Um dos objetivos do plano é desafogar os países mediterrâneos, que acabam recebendo um fluxo maior de imigrantes ilegais. Pela proposta, os governos receberiam ¤ 10 mil para cada adulto, financiados pelo orçamento da UE, como incentivo para receber refugiados ou requerentes de asilo resgatados no Mar Mediterrâneo.

Apelidado por críticos de "solidariedade à la carte", o programa visa dar fim ao impasse de quatro anos, quando a UE criou um sistema de cotas obrigatórias de refugiados no auge da crise migratória. Embora as propostas de mudanças tenham o objetivo de aliviar a pressão sobre os Estados que estão na linha de frente da recepção aos imigrantes, Itália, Grécia e Espanha ainda vão manter a responsabilidade pelo gerenciamento dos pedidos de asilo.

A chegada, em 2015, de pelo menos 1 milhão de imigrantes, a maioria refugiados em fuga guerra na Síria, desencadeou uma das maiores crises políticas da UE. O bloco debate desde então sobre quem deveria ter a responsabilidade pelos estrangeiros. Durante essa grande onda de refugiados, os países-membros responderam ao fluxo de maneiras diversas. Alguns ergueram cercas de arame farpado. Outros ignoraram os pedidos de socorro vindos de barcos de contrabandistas superlotados no Mediterrâneo. Alguns migrantes foram deixados para definhar em navios por semanas. Grupos de ajuda e cidadãos europeus enfrentaram acusações criminais por seus esforços para salvar vidas.

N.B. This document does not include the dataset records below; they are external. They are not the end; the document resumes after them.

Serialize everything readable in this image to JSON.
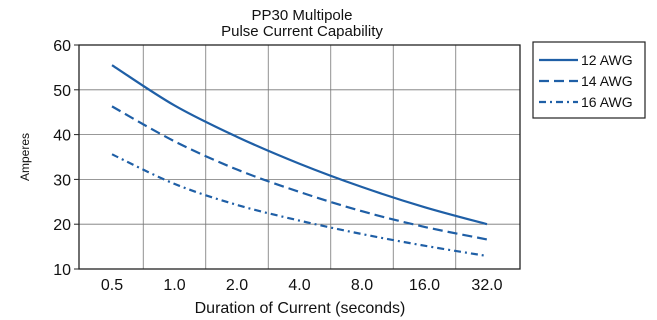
{
  "chart_data": {
    "type": "line",
    "title_lines": [
      "PP30 Multipole",
      "Pulse Current Capability"
    ],
    "xlabel": "Duration of Current (seconds)",
    "ylabel": "Amperes",
    "x_scale": "log2",
    "x": [
      0.5,
      1.0,
      2.0,
      4.0,
      8.0,
      16.0,
      32.0
    ],
    "x_tick_labels": [
      "0.5",
      "1.0",
      "2.0",
      "4.0",
      "8.0",
      "16.0",
      "32.0"
    ],
    "ylim": [
      10,
      60
    ],
    "y_ticks": [
      10,
      20,
      30,
      40,
      50,
      60
    ],
    "grid": true,
    "legend_position": "right",
    "series": [
      {
        "name": "12 AWG",
        "values": [
          55.5,
          46.5,
          39.5,
          33.5,
          28.3,
          23.8,
          20.0
        ],
        "line_style": "solid",
        "color": "#1f5fa6"
      },
      {
        "name": "14 AWG",
        "values": [
          46.3,
          38.5,
          32.2,
          27.2,
          22.9,
          19.4,
          16.6
        ],
        "line_style": "dashed",
        "color": "#1f5fa6"
      },
      {
        "name": "16 AWG",
        "values": [
          35.6,
          29.0,
          24.3,
          20.8,
          17.8,
          15.2,
          12.9
        ],
        "line_style": "dashdot",
        "color": "#1f5fa6"
      }
    ]
  }
}
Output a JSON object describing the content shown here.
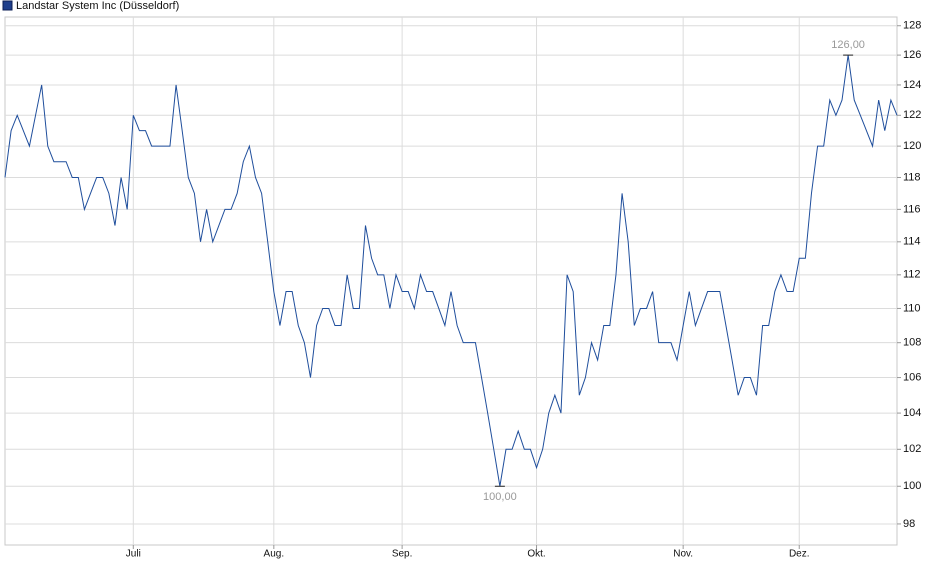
{
  "chart_data": {
    "type": "line",
    "series": [
      {
        "name": "Landstar System Inc (Düsseldorf)",
        "color": "#1f4e9c",
        "values": [
          118,
          121,
          122,
          121,
          120,
          122,
          124,
          120,
          119,
          119,
          119,
          118,
          118,
          116,
          117,
          118,
          118,
          117,
          115,
          118,
          116,
          122,
          121,
          121,
          120,
          120,
          120,
          120,
          124,
          121,
          118,
          117,
          114,
          116,
          114,
          115,
          116,
          116,
          117,
          119,
          120,
          118,
          117,
          114,
          111,
          109,
          111,
          111,
          109,
          108,
          106,
          109,
          110,
          110,
          109,
          109,
          112,
          110,
          110,
          115,
          113,
          112,
          112,
          110,
          112,
          111,
          111,
          110,
          112,
          111,
          111,
          110,
          109,
          111,
          109,
          108,
          108,
          108,
          106,
          104,
          102,
          100,
          102,
          102,
          103,
          102,
          102,
          101,
          102,
          104,
          105,
          104,
          112,
          111,
          105,
          106,
          108,
          107,
          109,
          109,
          112,
          117,
          114,
          109,
          110,
          110,
          111,
          108,
          108,
          108,
          107,
          109,
          111,
          109,
          110,
          111,
          111,
          111,
          109,
          107,
          105,
          106,
          106,
          105,
          109,
          109,
          111,
          112,
          111,
          111,
          113,
          113,
          117,
          120,
          120,
          123,
          122,
          123,
          126,
          123,
          122,
          121,
          120,
          123,
          121,
          123,
          122
        ],
        "value_labels": [
          null,
          null,
          null,
          null,
          null,
          null,
          null,
          null,
          null,
          null,
          null,
          null,
          null,
          null,
          null,
          null,
          null,
          null,
          null,
          null,
          null,
          null,
          null,
          null,
          null,
          null,
          null,
          null,
          null,
          null,
          null,
          null,
          null,
          null,
          null,
          null,
          null,
          null,
          null,
          null,
          null,
          null,
          null,
          null,
          null,
          null,
          null,
          null,
          null,
          null,
          null,
          null,
          null,
          null,
          null,
          null,
          null,
          null,
          null,
          null,
          null,
          null,
          null,
          null,
          null,
          null,
          null,
          null,
          null,
          null,
          null,
          null,
          null,
          null,
          null,
          null,
          null,
          null,
          null,
          null,
          null,
          "100,00",
          null,
          null,
          null,
          null,
          null,
          null,
          null,
          null,
          null,
          null,
          null,
          null,
          null,
          null,
          null,
          null,
          null,
          null,
          null,
          null,
          null,
          null,
          null,
          null,
          null,
          null,
          null,
          null,
          null,
          null,
          null,
          null,
          null,
          null,
          null,
          null,
          null,
          null,
          null,
          null,
          null,
          null,
          null,
          null,
          null,
          null,
          null,
          null,
          null,
          null,
          null,
          null,
          null,
          null,
          null,
          null,
          "126,00",
          null,
          null,
          null,
          null,
          null,
          null,
          null,
          null
        ]
      }
    ],
    "categories": [
      null,
      null,
      null,
      null,
      null,
      null,
      null,
      null,
      null,
      null,
      null,
      null,
      null,
      null,
      null,
      null,
      null,
      null,
      null,
      null,
      null,
      "Juli",
      null,
      null,
      null,
      null,
      null,
      null,
      null,
      null,
      null,
      null,
      null,
      null,
      null,
      null,
      null,
      null,
      null,
      null,
      null,
      null,
      null,
      null,
      "Aug.",
      null,
      null,
      null,
      null,
      null,
      null,
      null,
      null,
      null,
      null,
      null,
      null,
      null,
      null,
      null,
      null,
      null,
      null,
      null,
      null,
      "Sep.",
      null,
      null,
      null,
      null,
      null,
      null,
      null,
      null,
      null,
      null,
      null,
      null,
      null,
      null,
      null,
      null,
      null,
      null,
      null,
      null,
      null,
      "Okt.",
      null,
      null,
      null,
      null,
      null,
      null,
      null,
      null,
      null,
      null,
      null,
      null,
      null,
      null,
      null,
      null,
      null,
      null,
      null,
      null,
      null,
      null,
      null,
      "Nov.",
      null,
      null,
      null,
      null,
      null,
      null,
      null,
      null,
      null,
      null,
      null,
      null,
      null,
      null,
      null,
      null,
      null,
      null,
      "Dez.",
      null,
      null,
      null,
      null,
      null,
      null,
      null,
      null,
      null,
      null,
      null,
      null,
      null,
      null,
      null,
      null
    ],
    "ylim": [
      96.9,
      128.6
    ],
    "yticks": [
      98,
      100,
      102,
      104,
      106,
      108,
      110,
      112,
      114,
      116,
      118,
      120,
      122,
      124,
      126,
      128
    ],
    "log_scale": true,
    "grid": true
  }
}
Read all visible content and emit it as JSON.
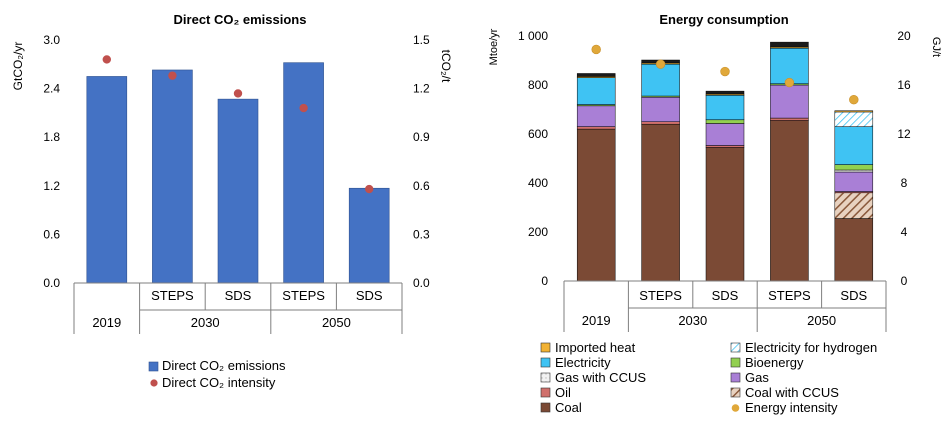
{
  "chart_data": [
    {
      "type": "bar",
      "title": "Direct CO₂ emissions",
      "ylabel": "GtCO₂/yr",
      "y2label": "tCO₂/t",
      "ylim": [
        0,
        3.0
      ],
      "y2lim": [
        0,
        1.5
      ],
      "yticks": [
        "0.0",
        "0.6",
        "1.2",
        "1.8",
        "2.4",
        "3.0"
      ],
      "y2ticks": [
        "0.0",
        "0.3",
        "0.6",
        "0.9",
        "1.2",
        "1.5"
      ],
      "categories": [
        "2019",
        "STEPS",
        "SDS",
        "STEPS",
        "SDS"
      ],
      "groups": [
        "2019",
        "2030",
        "2050"
      ],
      "series": [
        {
          "name": "Direct CO₂ emissions",
          "type": "bar",
          "axis": "left",
          "color": "#4472c4",
          "values": [
            2.55,
            2.63,
            2.27,
            2.72,
            1.17
          ]
        },
        {
          "name": "Direct CO₂ intensity",
          "type": "scatter",
          "axis": "right",
          "color": "#c0504d",
          "values": [
            1.38,
            1.28,
            1.17,
            1.08,
            0.58
          ]
        }
      ]
    },
    {
      "type": "bar",
      "stacked": true,
      "title": "Energy consumption",
      "ylabel": "Mtoe/yr",
      "y2label": "GJ/t",
      "ylim": [
        0,
        1000
      ],
      "y2lim": [
        0,
        20
      ],
      "yticks": [
        "0",
        "200",
        "400",
        "600",
        "800",
        "1 000"
      ],
      "y2ticks": [
        "0",
        "4",
        "8",
        "12",
        "16",
        "20"
      ],
      "categories": [
        "2019",
        "STEPS",
        "SDS",
        "STEPS",
        "SDS"
      ],
      "groups": [
        "2019",
        "2030",
        "2050"
      ],
      "series": [
        {
          "name": "Coal",
          "color": "#7b4a35",
          "values": [
            620,
            640,
            545,
            655,
            255
          ]
        },
        {
          "name": "Coal with CCUS",
          "color": "#c8a68c",
          "pattern": "hatch",
          "values": [
            0,
            0,
            0,
            0,
            105
          ]
        },
        {
          "name": "Oil",
          "color": "#d0706c",
          "values": [
            10,
            10,
            8,
            10,
            5
          ]
        },
        {
          "name": "Gas",
          "color": "#a97fd6",
          "values": [
            85,
            100,
            90,
            135,
            80
          ]
        },
        {
          "name": "Gas with CCUS",
          "color": "#dddddd",
          "pattern": "light",
          "values": [
            0,
            0,
            0,
            0,
            8
          ]
        },
        {
          "name": "Bioenergy",
          "color": "#92d050",
          "values": [
            5,
            5,
            15,
            5,
            22
          ]
        },
        {
          "name": "Electricity",
          "color": "#3fc3f3",
          "values": [
            110,
            130,
            100,
            145,
            155
          ]
        },
        {
          "name": "Electricity for hydrogen",
          "color": "#c5e8f7",
          "pattern": "hatch",
          "values": [
            0,
            0,
            0,
            0,
            60
          ]
        },
        {
          "name": "Imported heat",
          "color": "#f2b233",
          "values": [
            5,
            5,
            5,
            5,
            5
          ]
        },
        {
          "name": "Top cap",
          "color": "#1a1a1a",
          "values": [
            12,
            12,
            12,
            20,
            0
          ]
        },
        {
          "name": "Energy intensity",
          "type": "scatter",
          "axis": "right",
          "color": "#e0a83a",
          "values": [
            18.9,
            17.7,
            17.1,
            16.2,
            14.8
          ]
        }
      ],
      "legend": [
        [
          "Imported heat",
          "Electricity for hydrogen"
        ],
        [
          "Electricity",
          "Bioenergy"
        ],
        [
          "Gas with CCUS",
          "Gas"
        ],
        [
          "Oil",
          "Coal with CCUS"
        ],
        [
          "Coal",
          "Energy intensity"
        ]
      ]
    }
  ]
}
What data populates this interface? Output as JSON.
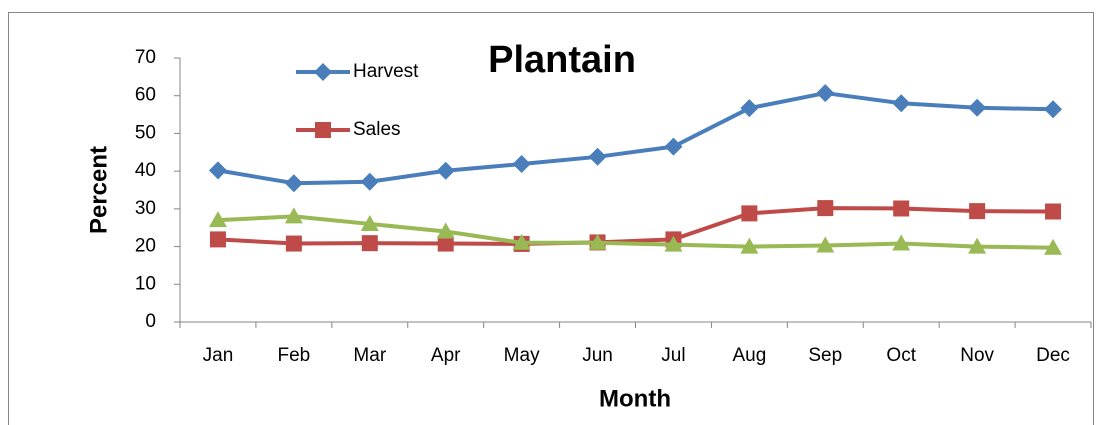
{
  "chart_data": {
    "type": "line",
    "title": "Plantain",
    "x_label": "Month",
    "y_label": "Percent",
    "categories": [
      "Jan",
      "Feb",
      "Mar",
      "Apr",
      "May",
      "Jun",
      "Jul",
      "Aug",
      "Sep",
      "Oct",
      "Nov",
      "Dec"
    ],
    "series": [
      {
        "name": "Harvest",
        "color": "#4a7ebb",
        "marker": "diamond",
        "values": [
          40.2,
          36.8,
          37.2,
          40.1,
          41.9,
          43.8,
          46.5,
          56.7,
          60.7,
          58.0,
          56.8,
          56.4
        ]
      },
      {
        "name": "Sales",
        "color": "#be4b48",
        "marker": "square",
        "values": [
          21.9,
          20.8,
          20.9,
          20.8,
          20.7,
          21.1,
          21.9,
          28.8,
          30.2,
          30.1,
          29.4,
          29.3
        ]
      },
      {
        "color": "#98b954",
        "marker": "triangle",
        "values": [
          27.0,
          28.0,
          26.0,
          24.0,
          21.0,
          21.0,
          20.5,
          20.0,
          20.3,
          20.8,
          20.0,
          19.7
        ]
      }
    ],
    "ylim": [
      0,
      70
    ],
    "yticks": [
      0,
      10,
      20,
      30,
      40,
      50,
      60,
      70
    ],
    "grid": false,
    "legend": "top-left"
  }
}
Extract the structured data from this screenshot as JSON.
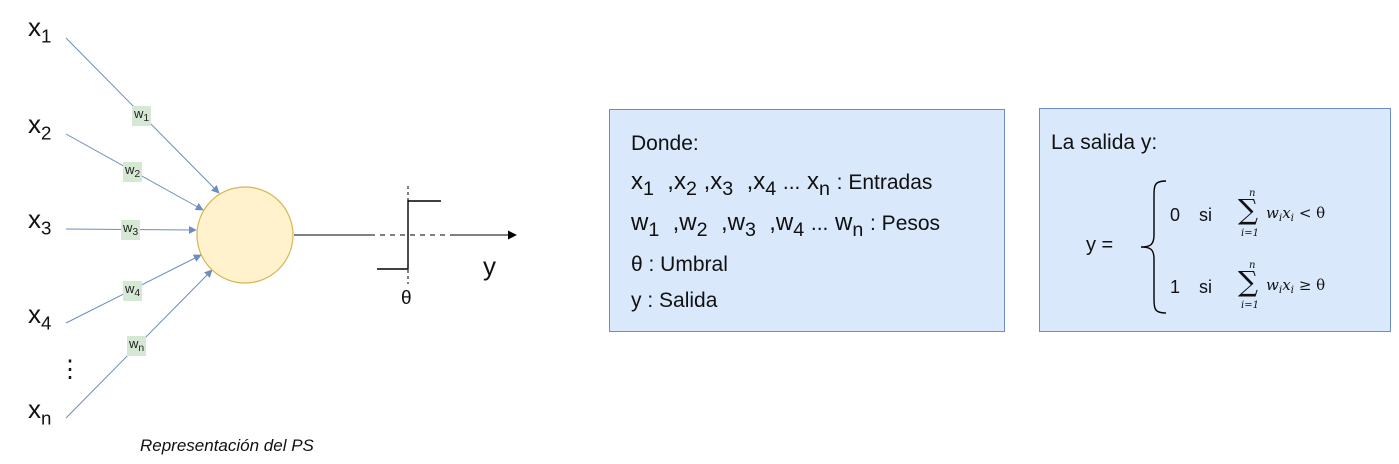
{
  "diagram": {
    "inputs": [
      {
        "base": "x",
        "sub": "1"
      },
      {
        "base": "x",
        "sub": "2"
      },
      {
        "base": "x",
        "sub": "3"
      },
      {
        "base": "x",
        "sub": "4"
      },
      {
        "base": "x",
        "sub": "n"
      }
    ],
    "ellipsis": "⋮",
    "weights": [
      {
        "base": "w",
        "sub": "1"
      },
      {
        "base": "w",
        "sub": "2"
      },
      {
        "base": "w",
        "sub": "3"
      },
      {
        "base": "w",
        "sub": "4"
      },
      {
        "base": "w",
        "sub": "n"
      }
    ],
    "output_label": "y",
    "threshold_label": "θ",
    "caption": "Representación del PS",
    "colors": {
      "neuron_fill": "#fff2cc",
      "neuron_stroke": "#d6b656",
      "edge": "#6c8ebf",
      "weight_bg": "#d5e8d4",
      "box_fill": "#dae8fc",
      "box_stroke": "#6c8ebf"
    }
  },
  "legend": {
    "title": "Donde:",
    "inputs_line": {
      "items": [
        {
          "base": "x",
          "sub": "1"
        },
        {
          "base": ",x",
          "sub": "2"
        },
        {
          "base": ",x",
          "sub": "3"
        },
        {
          "base": ",x",
          "sub": "4"
        }
      ],
      "dots": "...",
      "last": {
        "base": "x",
        "sub": "n"
      },
      "tail": ": Entradas"
    },
    "weights_line": {
      "items": [
        {
          "base": "w",
          "sub": "1"
        },
        {
          "base": ",w",
          "sub": "2"
        },
        {
          "base": ",w",
          "sub": "3"
        },
        {
          "base": ",w",
          "sub": "4"
        }
      ],
      "dots": "...",
      "last": {
        "base": "w",
        "sub": "n"
      },
      "tail": ": Pesos"
    },
    "threshold_line": "θ : Umbral",
    "output_line": "y : Salida"
  },
  "output_box": {
    "title": "La salida y:",
    "lhs": "y =",
    "cases": [
      {
        "value": "0",
        "word": "si",
        "sum_upper": "n",
        "sum_lower": "i=1",
        "term": "w",
        "term_sub": "i",
        "term2": "x",
        "term2_sub": "i",
        "relation": "< θ"
      },
      {
        "value": "1",
        "word": "si",
        "sum_upper": "n",
        "sum_lower": "i=1",
        "term": "w",
        "term_sub": "i",
        "term2": "x",
        "term2_sub": "i",
        "relation": "≥ θ"
      }
    ]
  }
}
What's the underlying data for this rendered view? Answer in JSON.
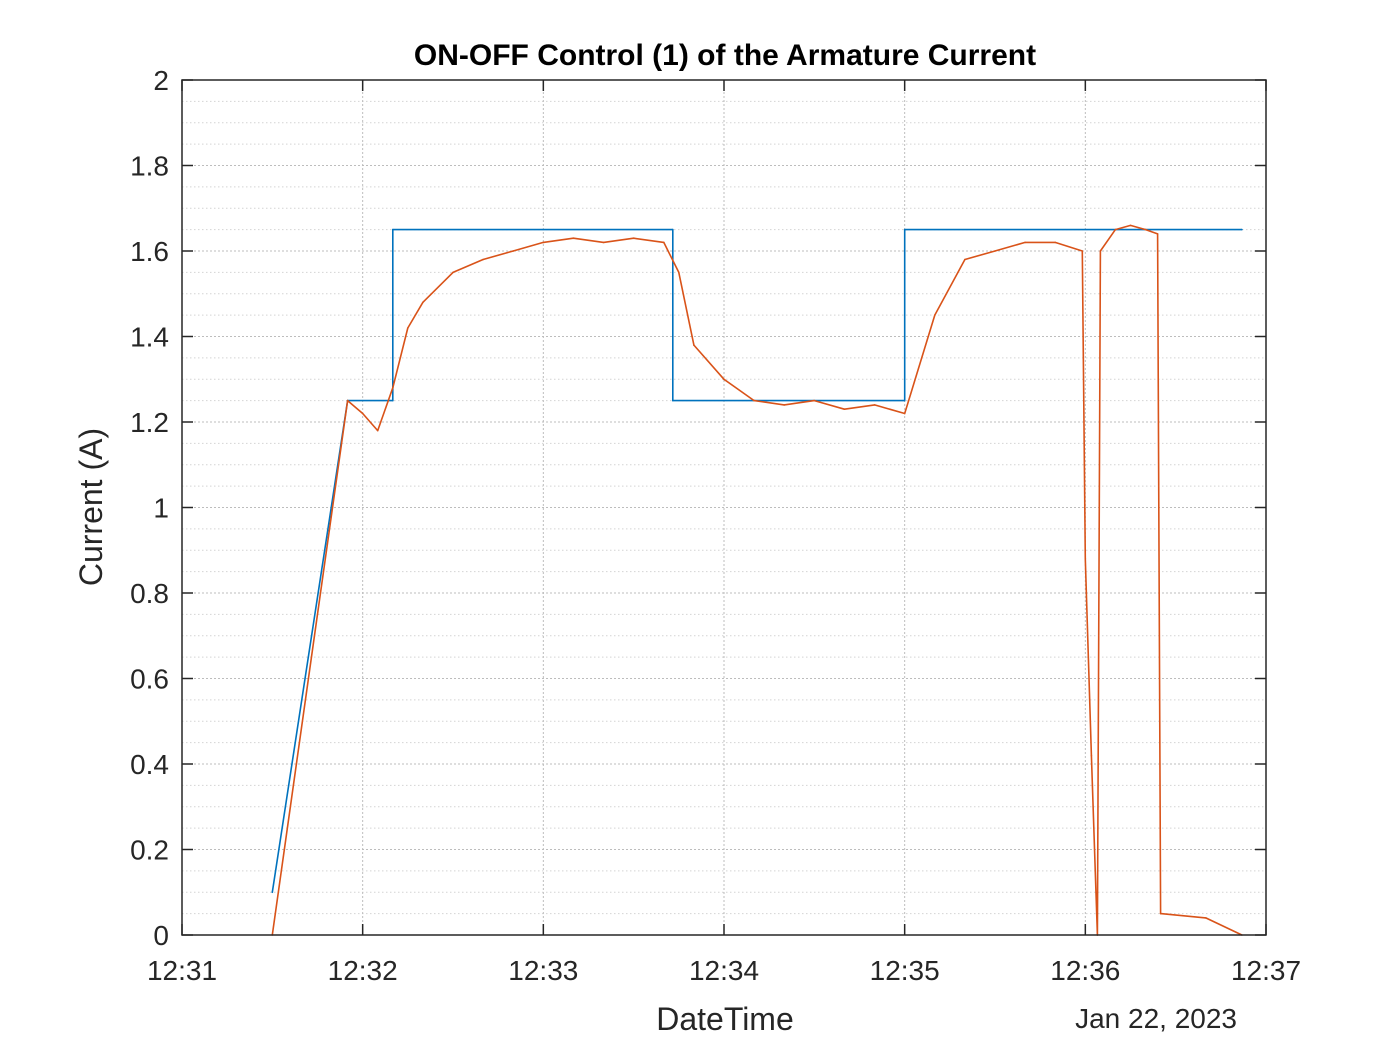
{
  "chart_data": {
    "type": "line",
    "title": "ON-OFF Control (1) of the Armature Current",
    "xlabel": "DateTime",
    "ylabel": "Current (A)",
    "date_label": "Jan 22, 2023",
    "x_ticks": [
      "12:31",
      "12:32",
      "12:33",
      "12:34",
      "12:35",
      "12:36",
      "12:37"
    ],
    "y_ticks": [
      "0",
      "0.2",
      "0.4",
      "0.6",
      "0.8",
      "1",
      "1.2",
      "1.4",
      "1.6",
      "1.8",
      "2"
    ],
    "xlim": [
      "12:31:00",
      "12:37:00"
    ],
    "ylim": [
      0,
      2
    ],
    "grid": "on",
    "minor_grid": "on",
    "series": [
      {
        "color": "#0072BD",
        "x": [
          "12:31:30",
          "12:31:55",
          "12:32:10",
          "12:32:10",
          "12:33:43",
          "12:33:43",
          "12:35:00",
          "12:35:00",
          "12:36:52"
        ],
        "y": [
          0.1,
          1.25,
          1.25,
          1.65,
          1.65,
          1.25,
          1.25,
          1.65,
          1.65
        ]
      },
      {
        "color": "#D95319",
        "x": [
          "12:31:30",
          "12:31:55",
          "12:32:00",
          "12:32:05",
          "12:32:10",
          "12:32:15",
          "12:32:20",
          "12:32:30",
          "12:32:40",
          "12:32:50",
          "12:33:00",
          "12:33:10",
          "12:33:20",
          "12:33:30",
          "12:33:40",
          "12:33:45",
          "12:33:50",
          "12:34:00",
          "12:34:10",
          "12:34:20",
          "12:34:30",
          "12:34:40",
          "12:34:50",
          "12:35:00",
          "12:35:10",
          "12:35:20",
          "12:35:30",
          "12:35:40",
          "12:35:50",
          "12:35:59",
          "12:36:00",
          "12:36:02",
          "12:36:04",
          "12:36:05",
          "12:36:10",
          "12:36:15",
          "12:36:20",
          "12:36:24",
          "12:36:25",
          "12:36:40",
          "12:36:52"
        ],
        "y": [
          0.0,
          1.25,
          1.22,
          1.18,
          1.28,
          1.42,
          1.48,
          1.55,
          1.58,
          1.6,
          1.62,
          1.63,
          1.62,
          1.63,
          1.62,
          1.55,
          1.38,
          1.3,
          1.25,
          1.24,
          1.25,
          1.23,
          1.24,
          1.22,
          1.45,
          1.58,
          1.6,
          1.62,
          1.62,
          1.6,
          0.88,
          0.42,
          0.0,
          1.6,
          1.65,
          1.66,
          1.65,
          1.64,
          0.05,
          0.04,
          0.0
        ]
      }
    ]
  }
}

A queda de braço entre as nações continua, embora o número de estrangeiros não autorizados tenha diminuído nos últimos anos. Pelo menos 140 mil chegaram no ano passado, em comparação com cerca de 2 milhões que entraram legalmente no continente europeu, de acordo com levantamento da comissão. No ano passado, 491,2 mil pessoas foram obrigadas a deixar a UE, mas apenas 29% foram devolvidas ao seu país de origem.

A comissária europeia para assuntos internos, Ylva Johansson, disse que esses números mostram um novo panorama, diferente de 2015. "Precisamos lidar com a situação real e não com a situação que as pessoas têm em suas cabeças", disse. "A maioria não são refugiados. Dois terços das chegadas irregulares serão recusadas."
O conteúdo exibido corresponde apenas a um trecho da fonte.